THE BOTTOM LINE Overall, vitamin B supplementation is well tolerated and appears to be more effective in relieving neuropathic pain than medication alone.^9,14 But larger studies are needed before its efficacy in treating patients who do not have a deficiency can be established.

Capsaicin

Capsaicin, an ingredient found in peppers, works by binding to nociceptors to selectively stimulate afferent C fibers. This causes the release of substance P, a neurotransmitter that mediates pain, leading to its depletion and resulting in desensitization.² Several meta-analyses and systematic reviews have found that topical capsaicin can be very effective, both as an adjunctive treatment and as monotherapy for neuropathic pain.^11,17,18 The concentration used in the studies was 0.075% capsaicin cream, applied 3 to 4 times a day for 6 to 12 weeks, compared with placebo creams. In all categories studied, capsaicin was either statistically significant or trending in its favor, with the exception of adverse effects.

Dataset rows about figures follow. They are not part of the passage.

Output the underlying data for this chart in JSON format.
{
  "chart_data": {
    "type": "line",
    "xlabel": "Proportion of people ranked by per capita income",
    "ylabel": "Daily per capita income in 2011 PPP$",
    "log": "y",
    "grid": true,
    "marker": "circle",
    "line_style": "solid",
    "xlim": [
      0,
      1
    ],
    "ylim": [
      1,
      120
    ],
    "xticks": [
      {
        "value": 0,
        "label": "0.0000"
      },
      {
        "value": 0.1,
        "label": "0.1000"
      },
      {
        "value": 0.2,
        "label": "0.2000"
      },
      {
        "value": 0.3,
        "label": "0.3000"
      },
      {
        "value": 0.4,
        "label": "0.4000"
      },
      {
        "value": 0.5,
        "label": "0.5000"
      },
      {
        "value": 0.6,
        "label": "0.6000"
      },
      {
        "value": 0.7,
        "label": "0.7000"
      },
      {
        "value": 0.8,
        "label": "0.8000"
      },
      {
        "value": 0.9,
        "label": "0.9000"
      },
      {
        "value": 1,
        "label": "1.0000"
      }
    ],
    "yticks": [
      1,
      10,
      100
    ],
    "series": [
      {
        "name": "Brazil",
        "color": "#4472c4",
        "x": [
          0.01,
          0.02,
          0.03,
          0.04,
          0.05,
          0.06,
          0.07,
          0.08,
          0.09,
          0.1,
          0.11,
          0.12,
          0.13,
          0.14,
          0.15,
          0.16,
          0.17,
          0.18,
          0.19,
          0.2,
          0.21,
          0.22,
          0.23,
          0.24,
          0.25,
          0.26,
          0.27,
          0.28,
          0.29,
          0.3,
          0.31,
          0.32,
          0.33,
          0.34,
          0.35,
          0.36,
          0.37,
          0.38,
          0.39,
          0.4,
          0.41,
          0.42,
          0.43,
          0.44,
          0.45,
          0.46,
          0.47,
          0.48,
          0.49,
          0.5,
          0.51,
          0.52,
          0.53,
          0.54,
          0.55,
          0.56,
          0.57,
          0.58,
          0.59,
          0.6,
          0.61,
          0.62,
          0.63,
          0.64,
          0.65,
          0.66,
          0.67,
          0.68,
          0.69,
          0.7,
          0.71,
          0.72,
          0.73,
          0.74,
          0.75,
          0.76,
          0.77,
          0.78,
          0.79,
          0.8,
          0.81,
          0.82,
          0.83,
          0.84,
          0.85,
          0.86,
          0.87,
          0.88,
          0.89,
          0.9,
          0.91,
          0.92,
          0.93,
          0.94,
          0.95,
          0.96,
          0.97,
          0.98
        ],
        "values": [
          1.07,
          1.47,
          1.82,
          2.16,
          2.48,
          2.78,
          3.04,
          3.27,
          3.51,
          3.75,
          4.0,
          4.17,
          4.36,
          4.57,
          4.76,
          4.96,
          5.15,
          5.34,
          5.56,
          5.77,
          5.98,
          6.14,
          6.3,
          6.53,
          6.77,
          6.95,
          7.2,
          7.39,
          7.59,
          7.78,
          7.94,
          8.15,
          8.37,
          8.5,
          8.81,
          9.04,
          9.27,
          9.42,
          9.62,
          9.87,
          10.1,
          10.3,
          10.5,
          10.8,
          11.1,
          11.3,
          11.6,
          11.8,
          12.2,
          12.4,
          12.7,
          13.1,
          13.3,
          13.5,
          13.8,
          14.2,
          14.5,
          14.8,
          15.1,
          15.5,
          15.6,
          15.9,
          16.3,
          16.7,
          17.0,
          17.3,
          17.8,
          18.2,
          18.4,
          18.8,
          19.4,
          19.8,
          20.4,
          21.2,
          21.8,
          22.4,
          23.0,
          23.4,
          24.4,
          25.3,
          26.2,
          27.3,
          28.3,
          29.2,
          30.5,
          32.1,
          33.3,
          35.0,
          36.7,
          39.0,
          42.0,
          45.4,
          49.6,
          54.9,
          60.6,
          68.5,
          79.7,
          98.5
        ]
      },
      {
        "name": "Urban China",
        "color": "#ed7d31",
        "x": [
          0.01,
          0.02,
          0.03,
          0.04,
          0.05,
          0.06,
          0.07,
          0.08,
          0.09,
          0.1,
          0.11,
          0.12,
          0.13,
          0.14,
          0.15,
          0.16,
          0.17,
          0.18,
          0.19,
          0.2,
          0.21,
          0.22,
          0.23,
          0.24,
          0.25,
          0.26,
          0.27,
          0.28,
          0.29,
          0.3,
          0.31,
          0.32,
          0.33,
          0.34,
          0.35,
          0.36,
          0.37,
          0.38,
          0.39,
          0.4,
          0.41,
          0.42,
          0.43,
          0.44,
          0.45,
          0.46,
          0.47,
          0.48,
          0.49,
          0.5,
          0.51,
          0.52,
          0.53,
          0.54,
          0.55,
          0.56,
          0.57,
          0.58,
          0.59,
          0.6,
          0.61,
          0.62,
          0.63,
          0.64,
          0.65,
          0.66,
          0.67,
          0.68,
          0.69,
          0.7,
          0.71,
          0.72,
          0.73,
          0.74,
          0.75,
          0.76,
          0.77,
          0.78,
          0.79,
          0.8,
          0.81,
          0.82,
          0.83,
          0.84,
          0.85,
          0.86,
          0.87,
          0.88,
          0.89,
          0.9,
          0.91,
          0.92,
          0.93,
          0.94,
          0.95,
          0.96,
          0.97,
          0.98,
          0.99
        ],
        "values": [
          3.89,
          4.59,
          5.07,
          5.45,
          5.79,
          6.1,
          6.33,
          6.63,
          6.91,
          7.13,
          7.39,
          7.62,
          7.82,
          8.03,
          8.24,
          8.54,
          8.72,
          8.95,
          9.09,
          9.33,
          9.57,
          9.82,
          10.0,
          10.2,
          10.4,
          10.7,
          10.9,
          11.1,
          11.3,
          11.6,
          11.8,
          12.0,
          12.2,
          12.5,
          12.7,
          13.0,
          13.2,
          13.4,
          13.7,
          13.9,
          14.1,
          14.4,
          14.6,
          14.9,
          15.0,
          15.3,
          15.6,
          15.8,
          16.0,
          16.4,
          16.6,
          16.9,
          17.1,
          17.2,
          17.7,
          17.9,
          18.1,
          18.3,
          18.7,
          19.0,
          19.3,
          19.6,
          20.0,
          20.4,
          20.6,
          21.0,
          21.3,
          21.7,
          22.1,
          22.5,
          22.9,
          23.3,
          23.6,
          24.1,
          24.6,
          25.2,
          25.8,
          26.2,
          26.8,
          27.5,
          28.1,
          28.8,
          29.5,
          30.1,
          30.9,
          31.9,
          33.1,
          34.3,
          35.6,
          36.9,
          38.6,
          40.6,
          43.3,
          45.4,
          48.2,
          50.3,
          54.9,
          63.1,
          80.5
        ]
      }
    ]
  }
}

Capsaicin led to an improvement in daily activities and ability to sleep and a reduction in pain as measured with a visual analog scale and physician global evaluation.^11,17,18

The most notable adverse effects were a burning sensation on the skin and coughing and sneezing caused by inhalation of dried cream. Although the adverse effects were expected to improve after 2 to 7 days of use, a significant number of participants withdrew from the study.

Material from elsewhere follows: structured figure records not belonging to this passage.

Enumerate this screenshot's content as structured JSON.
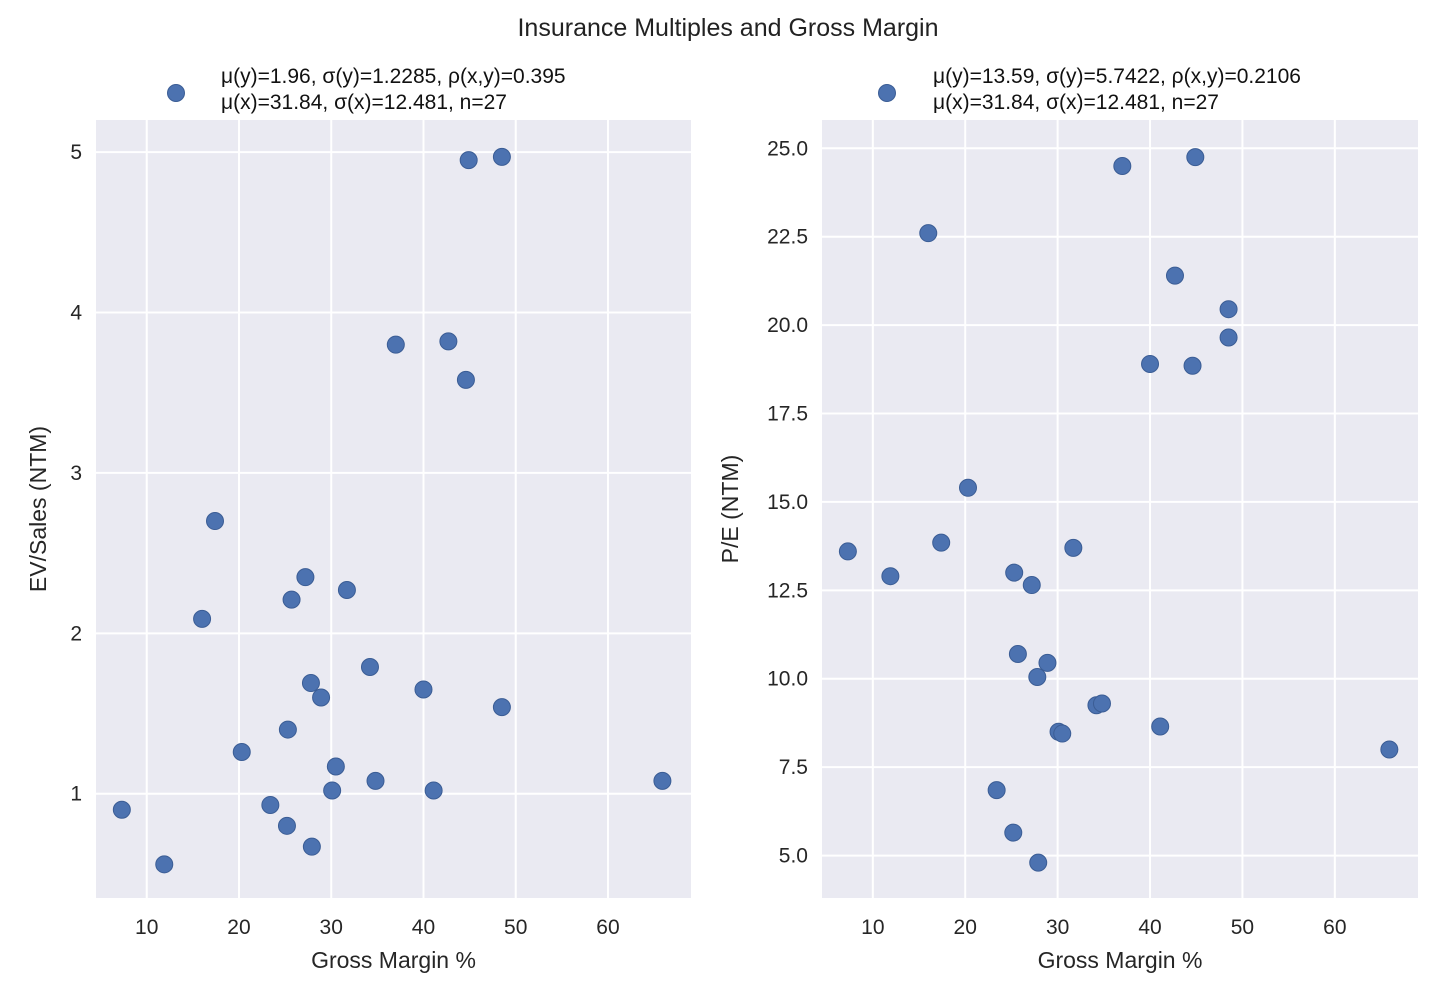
{
  "figure": {
    "title": "Insurance Multiples and Gross Margin"
  },
  "colors": {
    "background": "#eaeaf2",
    "grid": "#ffffff",
    "point": "#4c72b0",
    "point_edge": "#3b5d95",
    "text": "#262626"
  },
  "chart_data": [
    {
      "type": "scatter",
      "title": "",
      "xlabel": "Gross Margin %",
      "ylabel": "EV/Sales (NTM)",
      "xlim": [
        4.5,
        69
      ],
      "ylim": [
        0.35,
        5.2
      ],
      "xticks": [
        10,
        20,
        30,
        40,
        50,
        60
      ],
      "yticks": [
        1,
        2,
        3,
        4,
        5
      ],
      "ytick_labels": [
        "1",
        "2",
        "3",
        "4",
        "5"
      ],
      "grid": true,
      "legend_position": "top-left",
      "legend": {
        "line1": "μ(y)=1.96, σ(y)=1.2285, ρ(x,y)=0.395",
        "line2": "μ(x)=31.84, σ(x)=12.481, n=27"
      },
      "points": [
        {
          "x": 7.3,
          "y": 0.9
        },
        {
          "x": 11.9,
          "y": 0.56
        },
        {
          "x": 16.0,
          "y": 2.09
        },
        {
          "x": 17.4,
          "y": 2.7
        },
        {
          "x": 20.3,
          "y": 1.26
        },
        {
          "x": 23.4,
          "y": 0.93
        },
        {
          "x": 25.2,
          "y": 0.8
        },
        {
          "x": 25.3,
          "y": 1.4
        },
        {
          "x": 25.7,
          "y": 2.21
        },
        {
          "x": 27.2,
          "y": 2.35
        },
        {
          "x": 27.8,
          "y": 1.69
        },
        {
          "x": 27.9,
          "y": 0.67
        },
        {
          "x": 28.9,
          "y": 1.6
        },
        {
          "x": 30.1,
          "y": 1.02
        },
        {
          "x": 30.5,
          "y": 1.17
        },
        {
          "x": 31.7,
          "y": 2.27
        },
        {
          "x": 34.2,
          "y": 1.79
        },
        {
          "x": 34.8,
          "y": 1.08
        },
        {
          "x": 37.0,
          "y": 3.8
        },
        {
          "x": 40.0,
          "y": 1.65
        },
        {
          "x": 41.1,
          "y": 1.02
        },
        {
          "x": 42.7,
          "y": 3.82
        },
        {
          "x": 44.6,
          "y": 3.58
        },
        {
          "x": 44.9,
          "y": 4.95
        },
        {
          "x": 48.5,
          "y": 4.97
        },
        {
          "x": 48.5,
          "y": 1.54
        },
        {
          "x": 65.9,
          "y": 1.08
        }
      ]
    },
    {
      "type": "scatter",
      "title": "",
      "xlabel": "Gross Margin %",
      "ylabel": "P/E (NTM)",
      "xlim": [
        4.5,
        69
      ],
      "ylim": [
        3.8,
        25.8
      ],
      "xticks": [
        10,
        20,
        30,
        40,
        50,
        60
      ],
      "yticks": [
        5,
        7.5,
        10,
        12.5,
        15,
        17.5,
        20,
        22.5,
        25
      ],
      "ytick_labels": [
        "5.0",
        "7.5",
        "10.0",
        "12.5",
        "15.0",
        "17.5",
        "20.0",
        "22.5",
        "25.0"
      ],
      "grid": true,
      "legend_position": "top-left",
      "legend": {
        "line1": "μ(y)=13.59, σ(y)=5.7422, ρ(x,y)=0.2106",
        "line2": "μ(x)=31.84, σ(x)=12.481, n=27"
      },
      "points": [
        {
          "x": 7.3,
          "y": 13.6
        },
        {
          "x": 11.9,
          "y": 12.9
        },
        {
          "x": 16.0,
          "y": 22.6
        },
        {
          "x": 17.4,
          "y": 13.85
        },
        {
          "x": 20.3,
          "y": 15.4
        },
        {
          "x": 23.4,
          "y": 6.85
        },
        {
          "x": 25.2,
          "y": 5.65
        },
        {
          "x": 25.3,
          "y": 13.0
        },
        {
          "x": 25.7,
          "y": 10.7
        },
        {
          "x": 27.2,
          "y": 12.65
        },
        {
          "x": 27.8,
          "y": 10.05
        },
        {
          "x": 27.9,
          "y": 4.8
        },
        {
          "x": 28.9,
          "y": 10.45
        },
        {
          "x": 30.1,
          "y": 8.5
        },
        {
          "x": 30.5,
          "y": 8.45
        },
        {
          "x": 31.7,
          "y": 13.7
        },
        {
          "x": 34.2,
          "y": 9.25
        },
        {
          "x": 34.8,
          "y": 9.3
        },
        {
          "x": 37.0,
          "y": 24.5
        },
        {
          "x": 40.0,
          "y": 18.9
        },
        {
          "x": 41.1,
          "y": 8.65
        },
        {
          "x": 42.7,
          "y": 21.4
        },
        {
          "x": 44.6,
          "y": 18.85
        },
        {
          "x": 44.9,
          "y": 24.75
        },
        {
          "x": 48.5,
          "y": 20.45
        },
        {
          "x": 48.5,
          "y": 19.65
        },
        {
          "x": 65.9,
          "y": 8.0
        }
      ]
    }
  ]
}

A 7-study meta-analysis showed the effectiveness of an 8% capsaicin patch for treatment of post-herpetic neuralgia and HIV-associated neuropathy.¹² The patch, available only by prescription, was worn every day for 4 weeks (60 minutes daily for post-herpetic neuralgia and 30 minutes a day for HIV-associated neuropathy). The pooled results were statistically significant, but the patch was less effective for patients ages 18 to 40 years and for those of Asian descent. It can be used with other analgesics or as monotherapy, with few adverse reactions.^12,19

THE BOTTOM LINE Since capsaicin is a topical medication, there are no relevant drug-drug interactions. Patients should be cautioned to wash their hands after application, however, and to avoid contact with eyes and open wounds.